Last month, when Google held the I/O event during which it revealed the products it has coming next year, it wrapped up with a joke about how many times it had said “AI“. A huge board next to chief executive Sundar Pichai proclaimed that the “AI count” was 121, which worked out at more than once per minute.
When Apple came to its own version of that event – the Worldwide Developers Conference, or WWDC, held this week – its count was a lot lower. Even though it had been billed as Apple’s big moment to reveal its work on AI, it seemed as if it didn’t want to say it.
Apple has long been resistant about using the word AI, or artificial intelligence. At last year’s WWDC, when the post-ChatGPT AI hype was in full swing, it conspicuously refused to use the word. Instead, it favoured the (more specific) term “machine learning”, or just explaining what its new features would do, rather than how they would do it.
This time around, Apple couldn’t not say AI and artificial intelligence. It has spent the last year been hectored by investors, users and commentators who say it is in danger of falling behind and losing ground to competitors such as Google, and if it had refused to say the word again then it risked the wrath of the stock market and tech press, if not its customers.
It did still sort of refuse to say it. It remade the initials of AI into “Apple Intelligence”, it continued to say machine learning when it could, and at times it revealed features that must be powered by those technologies but just introduced them as being clever and proactive.
Part of that may be that Apple feels a little irritated by the common suggestion that it has missed out on AI. At the event, Apple software boss Craig Federighi said that there are already 200 different machine learning models running on the iPhone; its hardware has been built with devoted AI processors long before that was much of a selling point.
It has seemed at times to have marketed its features too well. As AI has moved to become a marketing term, it missed out – though it has now feels as if it has moved back towards being a turn-off, it might be glad of that fact.
At last year’s WWDC, when the clamour for Apple to announce its own AI tools was already loud, the hype around the technology was unmissable. But this year’s conference was preceded by major AI slip-ups by Microsoft, OpenAI and Google, and a technology that was once usually criticised for being too powerful has come to seem a little tawdry.
At times, Apple seemed to set itself explicitly against the AI industry. It described the new features as “AI for the rest of us” – a reference to the tagline for the original Macintosh in 1984, which called it the “computer for the rest of us”. As it did then, Apple hopes to take a technology that seems distant, difficult and dangerous and make it useful to the world.
It is notable that even at its big AI event, Apple did not choose to turn AI into a product.

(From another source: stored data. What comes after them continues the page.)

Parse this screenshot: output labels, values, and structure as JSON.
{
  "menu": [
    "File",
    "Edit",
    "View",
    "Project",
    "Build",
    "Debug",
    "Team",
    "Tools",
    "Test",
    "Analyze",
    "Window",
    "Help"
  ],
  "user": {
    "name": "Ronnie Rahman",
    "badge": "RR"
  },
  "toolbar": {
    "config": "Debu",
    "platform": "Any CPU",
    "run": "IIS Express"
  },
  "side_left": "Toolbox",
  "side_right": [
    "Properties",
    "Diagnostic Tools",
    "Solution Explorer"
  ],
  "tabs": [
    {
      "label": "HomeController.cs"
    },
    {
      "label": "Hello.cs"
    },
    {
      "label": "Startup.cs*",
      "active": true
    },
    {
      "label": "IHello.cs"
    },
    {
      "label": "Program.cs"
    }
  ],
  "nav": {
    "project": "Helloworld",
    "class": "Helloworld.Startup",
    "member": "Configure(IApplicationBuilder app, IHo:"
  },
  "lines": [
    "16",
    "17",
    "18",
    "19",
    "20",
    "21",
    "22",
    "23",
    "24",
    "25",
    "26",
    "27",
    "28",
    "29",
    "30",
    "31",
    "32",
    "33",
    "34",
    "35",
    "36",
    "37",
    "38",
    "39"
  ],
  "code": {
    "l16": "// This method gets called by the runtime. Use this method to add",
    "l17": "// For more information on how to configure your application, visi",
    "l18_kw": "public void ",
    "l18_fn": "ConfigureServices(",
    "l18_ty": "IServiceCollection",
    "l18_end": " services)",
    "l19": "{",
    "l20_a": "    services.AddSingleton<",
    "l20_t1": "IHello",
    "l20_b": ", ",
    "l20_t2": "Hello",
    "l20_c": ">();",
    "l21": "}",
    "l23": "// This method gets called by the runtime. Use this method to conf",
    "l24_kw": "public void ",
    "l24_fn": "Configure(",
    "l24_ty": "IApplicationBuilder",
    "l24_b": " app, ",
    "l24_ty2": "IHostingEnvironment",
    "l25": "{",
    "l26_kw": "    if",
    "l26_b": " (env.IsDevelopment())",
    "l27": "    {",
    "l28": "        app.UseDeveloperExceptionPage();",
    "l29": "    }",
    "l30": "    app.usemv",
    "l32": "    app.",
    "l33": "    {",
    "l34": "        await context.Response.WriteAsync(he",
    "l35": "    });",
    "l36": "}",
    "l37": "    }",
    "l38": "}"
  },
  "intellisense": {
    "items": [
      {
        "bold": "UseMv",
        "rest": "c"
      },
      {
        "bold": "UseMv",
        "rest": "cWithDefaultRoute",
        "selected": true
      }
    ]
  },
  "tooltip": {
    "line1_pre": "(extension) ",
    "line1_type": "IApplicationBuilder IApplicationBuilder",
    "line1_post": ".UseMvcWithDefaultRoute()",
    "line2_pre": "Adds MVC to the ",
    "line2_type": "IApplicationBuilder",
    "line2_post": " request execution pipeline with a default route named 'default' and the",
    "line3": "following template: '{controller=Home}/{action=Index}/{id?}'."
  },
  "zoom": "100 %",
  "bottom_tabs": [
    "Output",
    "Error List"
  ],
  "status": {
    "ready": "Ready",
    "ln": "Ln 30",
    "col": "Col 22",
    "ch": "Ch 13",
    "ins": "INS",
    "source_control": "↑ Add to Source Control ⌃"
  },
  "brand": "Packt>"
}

It has spent the last few years pushing heavily into services, and artificial intelligence does require servers and other costs, so Apple could easily have said that it needed a monthly subscription. (It will make money from it, however; Apple Intelligence requires the A17 Pro chip that is only found in its most expensive iPhone 15 Pro and Pro Max.)
That might reflect another separation from the rest of the AI industry: Apple could be concerned that people, inspired by either apathy or antipathy, will not pay up for those features. Instead, Apple is turning them into things that people will pay for – useful tools, rather than intriguing technology.
It also opted to allow other companies to provide the more speculative, less useful parts of AI technology, announcing that OpenAI’s ChatGPT would be integrated into the operating system. It chose that because it is the “best” of the large language models available today, but did not rule out further integrations, such as Google’s Gemini or even models aimed at specific uses, such as one specifically made out to help out with medical questions.
Apple never really wanted to be an AI company; it just wanted to be a company that used AI. Even still, it feels as if it is being forced to say words that it doesn’t really want to.
Over the last couple of years, that has meant that it has been attacked as being behind the state of the art. It used this week to show that it wasn’t behind the AI industry – but it did show that it wants to be a little outside of it.